It's the rare book on thoroughbred racing that gets published and promoted by the mainstream press these days, because the "Sport of Kings" is lucky to draw a decent TV audience for even the Kentucky Derby.
Jim Squires, former editor of the Chicago Tribune, has managed to pull it off. A thoroughbred breeder since 1990, he earned a shot at the publishing big time with his first racing book, "Horse of a Different Color," about the breeding and raising of Monarchos, the gray speedster who won the 2001 Derby, on his Two Bucks Farm in Kentucky.
He and the farm figure prominently in "Headless Horsemen," but his exhilarating ride to the top now is going the other way as the book picks up in 2008. Squires, now 66, is alone in his suffering from kidney stones, about which he writes humorously, but he has plenty of horsemen for company in his struggle against a bad economy made worse by an overabundance of horses for sale.
At the prestigious July 2008 Fasig-Tipton yearling sale, nearly half the youngsters consigned go unsold. That includes three of the four he consigned, and the one sold went for only $20,000, which would go to cover entry and sales costs.
An industry gadfly outspoken on the need to rid the sport of drugs that might enhance performance, Squires is mortified when his promising horse, Stones River, posts a positive drug test.

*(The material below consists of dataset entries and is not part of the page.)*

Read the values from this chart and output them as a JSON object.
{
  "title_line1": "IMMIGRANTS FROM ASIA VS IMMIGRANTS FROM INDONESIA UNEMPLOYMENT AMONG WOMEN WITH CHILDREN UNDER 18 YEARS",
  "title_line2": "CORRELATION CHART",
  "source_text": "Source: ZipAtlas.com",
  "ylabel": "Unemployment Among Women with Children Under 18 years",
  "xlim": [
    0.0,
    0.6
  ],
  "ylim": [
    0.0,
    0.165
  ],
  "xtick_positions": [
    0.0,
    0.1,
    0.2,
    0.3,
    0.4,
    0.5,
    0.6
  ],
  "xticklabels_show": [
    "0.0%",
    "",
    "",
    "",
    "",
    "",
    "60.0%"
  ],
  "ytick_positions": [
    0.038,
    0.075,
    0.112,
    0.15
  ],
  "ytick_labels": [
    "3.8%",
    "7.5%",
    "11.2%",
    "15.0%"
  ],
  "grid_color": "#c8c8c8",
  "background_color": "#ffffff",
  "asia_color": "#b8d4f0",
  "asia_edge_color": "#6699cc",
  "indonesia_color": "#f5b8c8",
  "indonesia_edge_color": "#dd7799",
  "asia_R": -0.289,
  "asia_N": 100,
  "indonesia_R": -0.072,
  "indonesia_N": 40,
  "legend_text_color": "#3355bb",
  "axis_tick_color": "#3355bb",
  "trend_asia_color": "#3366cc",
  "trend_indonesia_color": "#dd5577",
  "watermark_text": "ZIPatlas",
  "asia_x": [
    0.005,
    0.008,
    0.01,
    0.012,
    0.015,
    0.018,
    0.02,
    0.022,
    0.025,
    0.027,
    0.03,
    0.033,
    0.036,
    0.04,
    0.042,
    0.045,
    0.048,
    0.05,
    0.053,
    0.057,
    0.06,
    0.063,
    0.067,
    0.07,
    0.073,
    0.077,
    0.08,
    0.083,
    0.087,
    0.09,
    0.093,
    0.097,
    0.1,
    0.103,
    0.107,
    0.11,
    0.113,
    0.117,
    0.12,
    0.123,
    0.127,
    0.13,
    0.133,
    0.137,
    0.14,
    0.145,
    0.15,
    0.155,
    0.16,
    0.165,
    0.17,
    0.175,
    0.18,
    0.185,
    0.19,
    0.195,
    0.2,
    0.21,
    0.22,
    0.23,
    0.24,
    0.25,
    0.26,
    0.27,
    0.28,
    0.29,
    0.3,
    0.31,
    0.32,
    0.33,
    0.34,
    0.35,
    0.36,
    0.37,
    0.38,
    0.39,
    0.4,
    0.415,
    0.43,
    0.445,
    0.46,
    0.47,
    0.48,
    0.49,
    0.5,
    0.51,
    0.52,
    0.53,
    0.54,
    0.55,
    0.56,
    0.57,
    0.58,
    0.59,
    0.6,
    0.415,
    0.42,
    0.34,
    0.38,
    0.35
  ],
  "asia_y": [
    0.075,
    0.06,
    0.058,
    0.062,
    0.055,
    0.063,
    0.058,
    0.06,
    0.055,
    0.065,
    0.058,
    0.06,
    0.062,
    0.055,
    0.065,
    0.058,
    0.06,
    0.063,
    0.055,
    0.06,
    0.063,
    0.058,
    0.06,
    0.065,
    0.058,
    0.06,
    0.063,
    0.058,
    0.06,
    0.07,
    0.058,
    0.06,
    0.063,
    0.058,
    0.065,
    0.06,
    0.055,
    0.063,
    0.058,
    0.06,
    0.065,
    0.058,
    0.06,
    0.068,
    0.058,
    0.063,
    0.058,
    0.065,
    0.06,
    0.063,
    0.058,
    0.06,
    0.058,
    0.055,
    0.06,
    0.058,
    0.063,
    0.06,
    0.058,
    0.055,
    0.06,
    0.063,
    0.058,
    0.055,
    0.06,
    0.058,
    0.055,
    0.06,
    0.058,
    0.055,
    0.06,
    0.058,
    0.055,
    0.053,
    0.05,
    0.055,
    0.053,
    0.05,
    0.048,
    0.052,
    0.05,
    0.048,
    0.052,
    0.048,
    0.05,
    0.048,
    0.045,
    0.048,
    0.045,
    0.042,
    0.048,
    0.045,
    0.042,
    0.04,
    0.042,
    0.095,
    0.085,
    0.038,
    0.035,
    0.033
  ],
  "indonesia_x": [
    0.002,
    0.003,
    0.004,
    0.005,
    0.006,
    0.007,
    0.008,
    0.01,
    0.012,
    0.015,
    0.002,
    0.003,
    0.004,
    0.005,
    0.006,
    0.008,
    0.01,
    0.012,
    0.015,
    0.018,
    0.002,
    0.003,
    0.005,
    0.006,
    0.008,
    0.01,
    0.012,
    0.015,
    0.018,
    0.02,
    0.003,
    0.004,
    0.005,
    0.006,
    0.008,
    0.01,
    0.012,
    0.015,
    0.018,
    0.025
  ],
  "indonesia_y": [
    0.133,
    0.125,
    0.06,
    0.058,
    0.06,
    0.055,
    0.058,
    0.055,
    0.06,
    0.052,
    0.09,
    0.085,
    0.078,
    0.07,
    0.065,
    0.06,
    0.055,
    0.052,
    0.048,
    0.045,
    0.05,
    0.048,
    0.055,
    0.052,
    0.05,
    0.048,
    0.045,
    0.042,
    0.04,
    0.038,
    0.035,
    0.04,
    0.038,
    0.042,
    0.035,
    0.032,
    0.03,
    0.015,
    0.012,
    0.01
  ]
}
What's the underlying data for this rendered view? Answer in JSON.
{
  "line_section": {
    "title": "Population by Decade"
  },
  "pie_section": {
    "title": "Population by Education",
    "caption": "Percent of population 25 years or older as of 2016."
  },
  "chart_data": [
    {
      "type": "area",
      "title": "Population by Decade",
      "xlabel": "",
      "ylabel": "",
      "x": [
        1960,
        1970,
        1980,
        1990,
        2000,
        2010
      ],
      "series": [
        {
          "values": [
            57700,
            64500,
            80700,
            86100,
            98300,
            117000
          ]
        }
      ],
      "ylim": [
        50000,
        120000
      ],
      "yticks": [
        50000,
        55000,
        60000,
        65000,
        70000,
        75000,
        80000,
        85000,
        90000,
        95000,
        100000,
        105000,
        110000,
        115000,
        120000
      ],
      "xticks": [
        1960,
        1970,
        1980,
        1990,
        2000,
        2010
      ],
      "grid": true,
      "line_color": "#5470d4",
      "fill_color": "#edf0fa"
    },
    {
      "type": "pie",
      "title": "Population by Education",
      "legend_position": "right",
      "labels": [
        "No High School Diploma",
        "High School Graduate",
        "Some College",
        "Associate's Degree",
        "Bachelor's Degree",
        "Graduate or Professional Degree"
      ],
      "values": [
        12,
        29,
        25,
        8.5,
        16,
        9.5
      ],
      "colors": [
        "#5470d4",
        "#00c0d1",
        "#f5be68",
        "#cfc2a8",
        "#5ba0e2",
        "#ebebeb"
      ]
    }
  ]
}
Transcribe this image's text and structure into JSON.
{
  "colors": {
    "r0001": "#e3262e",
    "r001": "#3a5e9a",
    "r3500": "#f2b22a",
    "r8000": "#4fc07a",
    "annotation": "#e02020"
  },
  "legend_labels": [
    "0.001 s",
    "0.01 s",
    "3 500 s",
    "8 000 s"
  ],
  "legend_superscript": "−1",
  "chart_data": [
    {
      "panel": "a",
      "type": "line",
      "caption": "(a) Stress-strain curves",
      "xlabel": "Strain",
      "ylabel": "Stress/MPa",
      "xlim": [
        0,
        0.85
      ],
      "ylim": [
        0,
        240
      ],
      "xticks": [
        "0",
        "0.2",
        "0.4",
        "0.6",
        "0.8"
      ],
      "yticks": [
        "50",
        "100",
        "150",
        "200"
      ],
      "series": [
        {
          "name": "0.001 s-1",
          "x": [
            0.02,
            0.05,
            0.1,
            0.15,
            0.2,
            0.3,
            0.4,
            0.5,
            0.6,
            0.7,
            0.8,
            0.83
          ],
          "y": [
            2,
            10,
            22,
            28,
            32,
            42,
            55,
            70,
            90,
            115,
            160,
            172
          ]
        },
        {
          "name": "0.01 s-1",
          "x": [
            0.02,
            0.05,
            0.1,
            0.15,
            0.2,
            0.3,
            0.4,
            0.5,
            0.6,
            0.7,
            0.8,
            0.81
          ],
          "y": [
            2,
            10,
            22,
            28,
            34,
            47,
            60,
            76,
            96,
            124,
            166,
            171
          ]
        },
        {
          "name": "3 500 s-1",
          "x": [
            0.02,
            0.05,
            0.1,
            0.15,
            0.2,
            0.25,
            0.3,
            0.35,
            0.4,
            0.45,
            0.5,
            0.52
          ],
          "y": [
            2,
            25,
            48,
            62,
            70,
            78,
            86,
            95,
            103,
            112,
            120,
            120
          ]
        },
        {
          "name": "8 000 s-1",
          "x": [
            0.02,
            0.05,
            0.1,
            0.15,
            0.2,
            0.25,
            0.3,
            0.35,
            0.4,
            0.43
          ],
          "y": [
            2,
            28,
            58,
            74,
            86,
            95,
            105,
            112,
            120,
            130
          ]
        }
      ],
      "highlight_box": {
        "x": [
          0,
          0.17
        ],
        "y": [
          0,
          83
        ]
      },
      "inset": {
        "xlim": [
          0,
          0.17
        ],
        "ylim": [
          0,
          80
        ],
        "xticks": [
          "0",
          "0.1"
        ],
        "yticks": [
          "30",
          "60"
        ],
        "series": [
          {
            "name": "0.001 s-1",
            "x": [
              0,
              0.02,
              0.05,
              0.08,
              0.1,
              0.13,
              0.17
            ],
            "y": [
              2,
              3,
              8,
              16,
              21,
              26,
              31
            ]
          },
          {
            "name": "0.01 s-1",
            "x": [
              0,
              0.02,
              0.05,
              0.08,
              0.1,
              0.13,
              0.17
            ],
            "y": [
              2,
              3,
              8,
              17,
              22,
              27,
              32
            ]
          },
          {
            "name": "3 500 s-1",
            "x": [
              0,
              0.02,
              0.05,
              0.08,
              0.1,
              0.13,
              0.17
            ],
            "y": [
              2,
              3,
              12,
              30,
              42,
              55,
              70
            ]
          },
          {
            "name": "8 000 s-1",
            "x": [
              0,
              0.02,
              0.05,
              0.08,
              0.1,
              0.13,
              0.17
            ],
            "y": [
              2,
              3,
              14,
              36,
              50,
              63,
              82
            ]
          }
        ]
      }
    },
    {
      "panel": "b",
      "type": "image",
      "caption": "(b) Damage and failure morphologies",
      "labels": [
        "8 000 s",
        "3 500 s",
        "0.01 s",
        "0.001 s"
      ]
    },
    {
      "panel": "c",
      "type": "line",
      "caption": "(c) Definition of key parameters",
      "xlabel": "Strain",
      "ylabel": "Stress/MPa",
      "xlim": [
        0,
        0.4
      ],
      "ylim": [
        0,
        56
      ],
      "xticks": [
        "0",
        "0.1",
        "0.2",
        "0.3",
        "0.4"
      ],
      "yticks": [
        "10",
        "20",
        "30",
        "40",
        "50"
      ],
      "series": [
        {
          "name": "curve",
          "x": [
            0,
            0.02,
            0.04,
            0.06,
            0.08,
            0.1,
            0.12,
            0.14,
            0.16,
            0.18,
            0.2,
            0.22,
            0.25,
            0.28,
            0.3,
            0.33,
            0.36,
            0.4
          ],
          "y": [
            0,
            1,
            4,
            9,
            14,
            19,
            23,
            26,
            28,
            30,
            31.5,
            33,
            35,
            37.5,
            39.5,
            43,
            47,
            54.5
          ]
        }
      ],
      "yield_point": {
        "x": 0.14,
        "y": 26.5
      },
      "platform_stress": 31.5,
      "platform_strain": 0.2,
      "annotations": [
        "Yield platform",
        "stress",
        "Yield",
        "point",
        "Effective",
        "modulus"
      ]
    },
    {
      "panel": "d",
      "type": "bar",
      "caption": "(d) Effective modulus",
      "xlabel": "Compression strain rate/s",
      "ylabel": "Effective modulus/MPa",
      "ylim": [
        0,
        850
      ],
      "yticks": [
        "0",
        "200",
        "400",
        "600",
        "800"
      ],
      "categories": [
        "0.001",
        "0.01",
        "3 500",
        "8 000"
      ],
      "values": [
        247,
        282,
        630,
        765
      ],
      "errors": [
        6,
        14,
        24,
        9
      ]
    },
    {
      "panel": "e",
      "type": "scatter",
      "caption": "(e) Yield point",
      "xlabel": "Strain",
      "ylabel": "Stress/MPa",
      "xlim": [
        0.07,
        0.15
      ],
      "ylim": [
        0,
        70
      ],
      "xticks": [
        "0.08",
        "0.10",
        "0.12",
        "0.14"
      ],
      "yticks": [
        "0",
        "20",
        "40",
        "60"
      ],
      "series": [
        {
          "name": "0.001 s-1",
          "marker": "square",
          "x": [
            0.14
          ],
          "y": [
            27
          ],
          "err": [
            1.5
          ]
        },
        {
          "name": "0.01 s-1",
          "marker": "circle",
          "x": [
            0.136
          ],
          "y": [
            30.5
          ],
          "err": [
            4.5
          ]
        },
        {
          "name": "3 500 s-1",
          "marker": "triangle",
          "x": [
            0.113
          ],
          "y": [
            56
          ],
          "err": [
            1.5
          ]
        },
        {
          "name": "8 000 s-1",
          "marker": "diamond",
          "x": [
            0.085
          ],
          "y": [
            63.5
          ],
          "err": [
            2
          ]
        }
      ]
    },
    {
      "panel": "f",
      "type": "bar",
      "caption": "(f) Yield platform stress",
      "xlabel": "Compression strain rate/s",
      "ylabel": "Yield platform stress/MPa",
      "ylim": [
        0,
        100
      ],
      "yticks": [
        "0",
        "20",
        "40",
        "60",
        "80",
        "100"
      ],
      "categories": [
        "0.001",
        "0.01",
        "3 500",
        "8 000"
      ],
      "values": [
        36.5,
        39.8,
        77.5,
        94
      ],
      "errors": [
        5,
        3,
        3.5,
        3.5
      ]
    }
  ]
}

Because his trainer, Larry Jones, is equally anti-drug, the two can only conclude that either the horse or the test has been tampered with, perhaps to get back at the two men for their position on drug use.
There are other personal travails, but Squires always ties them into the larger picture. That's why the book is subtitled "A Tale of Chemical Colts, Subprime Sales Agents and the Last Kentucky Derby on Steroids." Squires suggests that race was last year.
He writes about the use of Winstrol, or stanozolol, noting that it is the same anabolic steroid an athletic trainer claimed to have administered to Roger Clemens and the one that cost Ben Johnson his Olympic gold medal.
Now, new laws in several states have restricted or banned the use of those drugs.
Anecdotes like that, coupled with his colorful and frequently funny writing, are why the book works for an audience broader than that of racing fans.